My setup wasn’t really complex, I just wanted to do a simple fake depth of field so I broke my model/scene up into separate layers (most of it was modelled that way anyway) and worked the rest out through guesswork from there. Now I have a vague understanding of render layers (remember to include the lights and camera layer in every render layer!) I’ll be more careful about how I split my scenes up in future.
As for the “convert premul” option, I can only assume it’s because Alpha has more uses than just this sort of compositing.

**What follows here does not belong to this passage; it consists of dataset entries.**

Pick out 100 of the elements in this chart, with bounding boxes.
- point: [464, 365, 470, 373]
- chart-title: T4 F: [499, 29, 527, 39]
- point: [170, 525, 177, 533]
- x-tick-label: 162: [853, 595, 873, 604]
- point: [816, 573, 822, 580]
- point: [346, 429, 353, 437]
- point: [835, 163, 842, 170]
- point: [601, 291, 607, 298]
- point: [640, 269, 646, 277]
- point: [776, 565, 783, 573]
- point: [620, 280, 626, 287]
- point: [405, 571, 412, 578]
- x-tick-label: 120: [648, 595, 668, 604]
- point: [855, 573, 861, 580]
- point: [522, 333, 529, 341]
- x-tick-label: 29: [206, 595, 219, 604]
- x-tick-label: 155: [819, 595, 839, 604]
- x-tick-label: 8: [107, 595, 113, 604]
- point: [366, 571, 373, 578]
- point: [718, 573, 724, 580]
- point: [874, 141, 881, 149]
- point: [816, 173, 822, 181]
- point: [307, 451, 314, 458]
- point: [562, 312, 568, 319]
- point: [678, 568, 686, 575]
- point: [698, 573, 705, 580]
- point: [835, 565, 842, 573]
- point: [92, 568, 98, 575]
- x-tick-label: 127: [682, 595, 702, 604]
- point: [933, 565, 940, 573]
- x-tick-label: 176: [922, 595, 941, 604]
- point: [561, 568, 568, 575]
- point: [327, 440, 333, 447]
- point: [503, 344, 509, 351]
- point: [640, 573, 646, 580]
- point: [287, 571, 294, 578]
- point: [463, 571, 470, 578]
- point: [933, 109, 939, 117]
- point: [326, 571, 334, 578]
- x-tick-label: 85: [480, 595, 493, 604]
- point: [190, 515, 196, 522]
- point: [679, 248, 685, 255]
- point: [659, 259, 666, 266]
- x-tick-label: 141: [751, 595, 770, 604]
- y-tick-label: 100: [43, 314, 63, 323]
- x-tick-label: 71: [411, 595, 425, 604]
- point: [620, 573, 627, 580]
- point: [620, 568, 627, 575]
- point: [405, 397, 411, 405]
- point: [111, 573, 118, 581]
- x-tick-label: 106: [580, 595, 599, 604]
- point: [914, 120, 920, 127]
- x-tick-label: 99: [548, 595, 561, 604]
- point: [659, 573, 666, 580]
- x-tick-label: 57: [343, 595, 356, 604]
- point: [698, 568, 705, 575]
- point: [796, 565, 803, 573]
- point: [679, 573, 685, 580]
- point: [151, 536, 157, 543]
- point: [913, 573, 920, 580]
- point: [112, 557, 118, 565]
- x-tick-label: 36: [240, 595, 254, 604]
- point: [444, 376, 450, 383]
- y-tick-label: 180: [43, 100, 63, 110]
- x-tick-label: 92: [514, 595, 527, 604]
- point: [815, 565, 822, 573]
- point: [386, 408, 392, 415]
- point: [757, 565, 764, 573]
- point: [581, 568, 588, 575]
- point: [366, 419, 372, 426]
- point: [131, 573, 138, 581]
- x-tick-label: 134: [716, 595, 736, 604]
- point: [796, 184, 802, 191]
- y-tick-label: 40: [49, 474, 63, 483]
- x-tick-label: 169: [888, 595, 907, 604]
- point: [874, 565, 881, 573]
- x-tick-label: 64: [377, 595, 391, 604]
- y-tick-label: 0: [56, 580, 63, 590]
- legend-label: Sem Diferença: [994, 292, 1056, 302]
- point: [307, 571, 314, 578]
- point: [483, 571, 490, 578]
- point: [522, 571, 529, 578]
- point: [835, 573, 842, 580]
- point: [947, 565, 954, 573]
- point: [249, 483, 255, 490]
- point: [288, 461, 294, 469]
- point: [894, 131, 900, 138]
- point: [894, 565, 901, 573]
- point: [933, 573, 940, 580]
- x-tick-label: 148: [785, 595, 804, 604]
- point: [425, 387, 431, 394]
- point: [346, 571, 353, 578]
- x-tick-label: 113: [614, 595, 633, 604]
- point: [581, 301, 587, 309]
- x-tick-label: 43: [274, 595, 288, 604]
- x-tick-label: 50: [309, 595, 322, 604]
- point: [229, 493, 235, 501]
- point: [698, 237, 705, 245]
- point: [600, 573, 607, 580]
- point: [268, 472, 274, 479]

But I’ve got a whole lot to learn about this stuff yet.
to clarify premultiplied-alpha’s:
An alpha channel has a value of between 0 and 1. When you make an image transparent (to composite it over another one), you are really multiplying the RGB pixel values by the alpha values (making the image transparent (0) where the alpha is black (0), and opaque (1) where it is white (1)).
So, to composite image A over image B, you get the alpha of image A and multiply it by image A, thus making the image part of A opaque and the rest transparent. You then inverse the alphs of A and multiply image B by it, thus making image B transparent where A is opaque and vice versa. You then add the resultant images and get the final composite.
This is all done in the composite node in most compositors automatically.
A pre-multiplied alpha is when the image (RGB) pixels are already multiplied by the alpha channel, therefore the above compositing op doesn’t work too well, and you have to hit ‘convert pre-mult’. This is only an isuue in semi transparent area, and egdes usually.
It also depend on whether or not you have rendered your image as a pre-mult, or straight RGBA image.
To try it: render an image with a pre-mult alpha, and save it as a jpeg, and the as a .png: The colour will be slight different in the problem area. Also, render the same iomage with a straight alpha and save as a jpeg and compare the two jpegs, again the problem areas will seem different.
Hope this helps,
Thank you for your post, deep thought. I added it to the wiki today. In fact, it inspired me to write the whole darn section!!!